Use Prompts to Break Out of the Same Thought Loops

When Jaouad got stuck while writing her first book, she started reading the journals of writers she admired (Susan Sontag, Virginia Woolf, and Audre Lorde), picking pages at random as prompts.

"It had this sort of kaleidoscopic effect of shifting the chamber ever so slightly and allowing the light to fall differently," she said.

That impulse eventually became a newsletter with nearly 300,000 subscribers.

For screenwriters, the equivalent exists. We've put together 100 prompts and exercises specifically designed to break a creative block, and the underlying advice is the same as Jaouad's.

When you're blocked, you tend to keep circling the same thoughts. The same characters, same structural problems, same anxieties about whether the work is good. A prompt forces a different entry point. You can't approach it the way you've been approaching your script, because it's not your script. That slight displacement is often enough to access something you couldn't reach head-on.

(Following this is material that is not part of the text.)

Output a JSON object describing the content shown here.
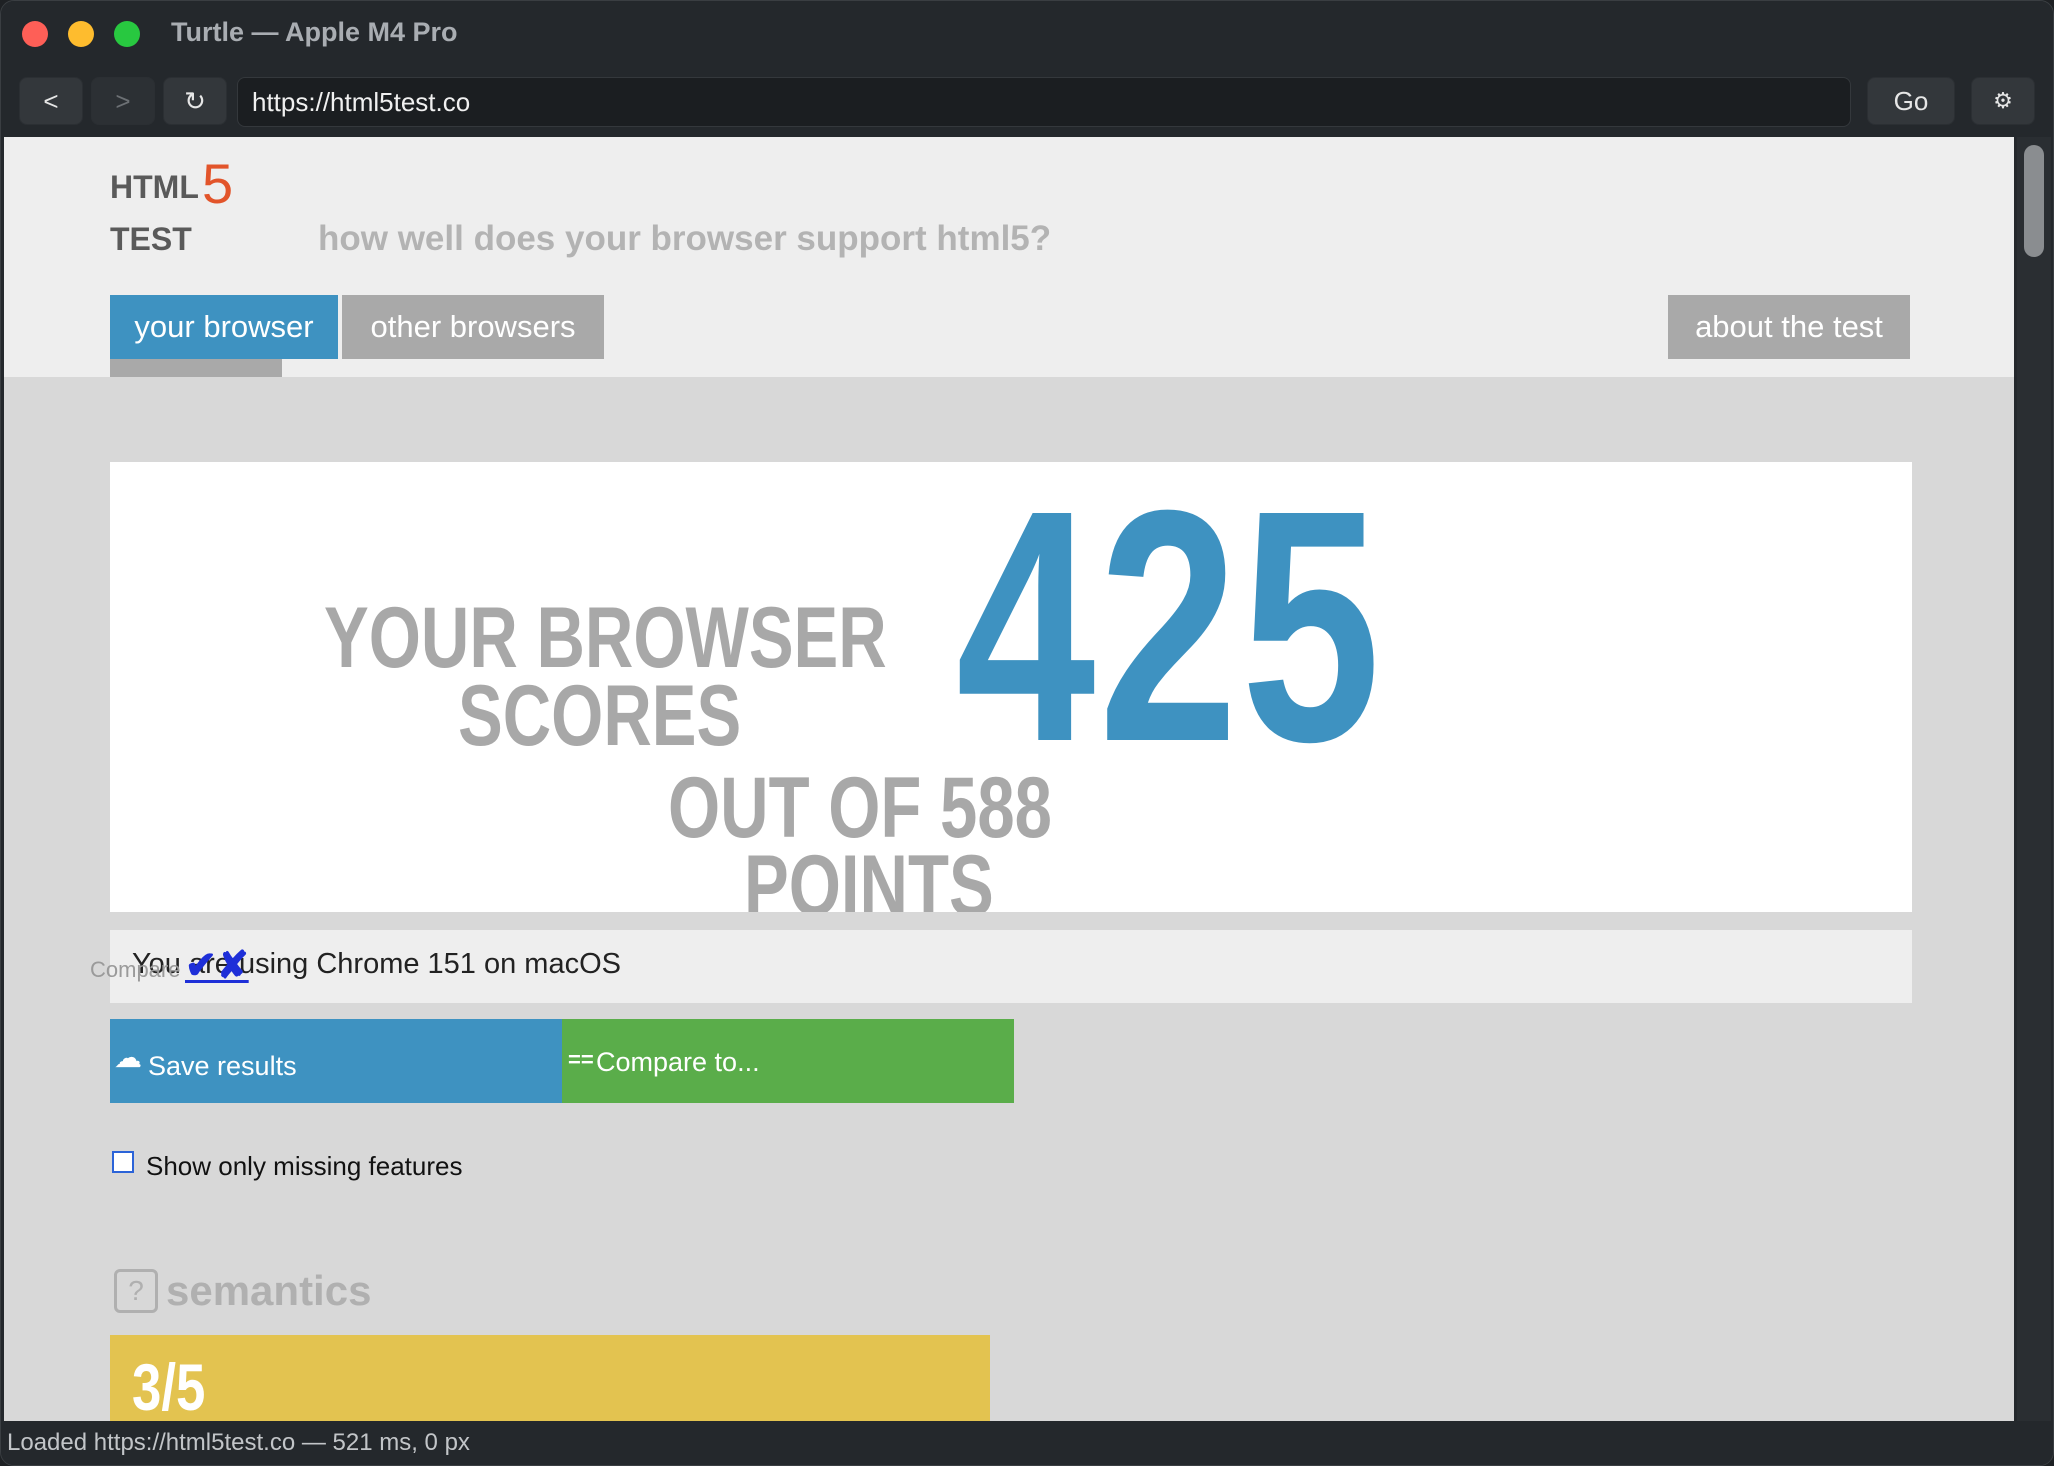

There's also a self-editing problem that prompts can help you with. When you open your own document, the internal critic activates immediately. You know what you're supposed to be making, so you start judging before you've written anything. In a writing exercise, the stakes feel lower, which paradoxically frees you to go further.

A constraint or a prompt forces you out of the rut you've been moving through. The prompts she resists most, she said, tend to produce the most interesting results.

That's probably familiar to anyone who's written their way through a scene they didn't want to write and found something unexpected on the other side.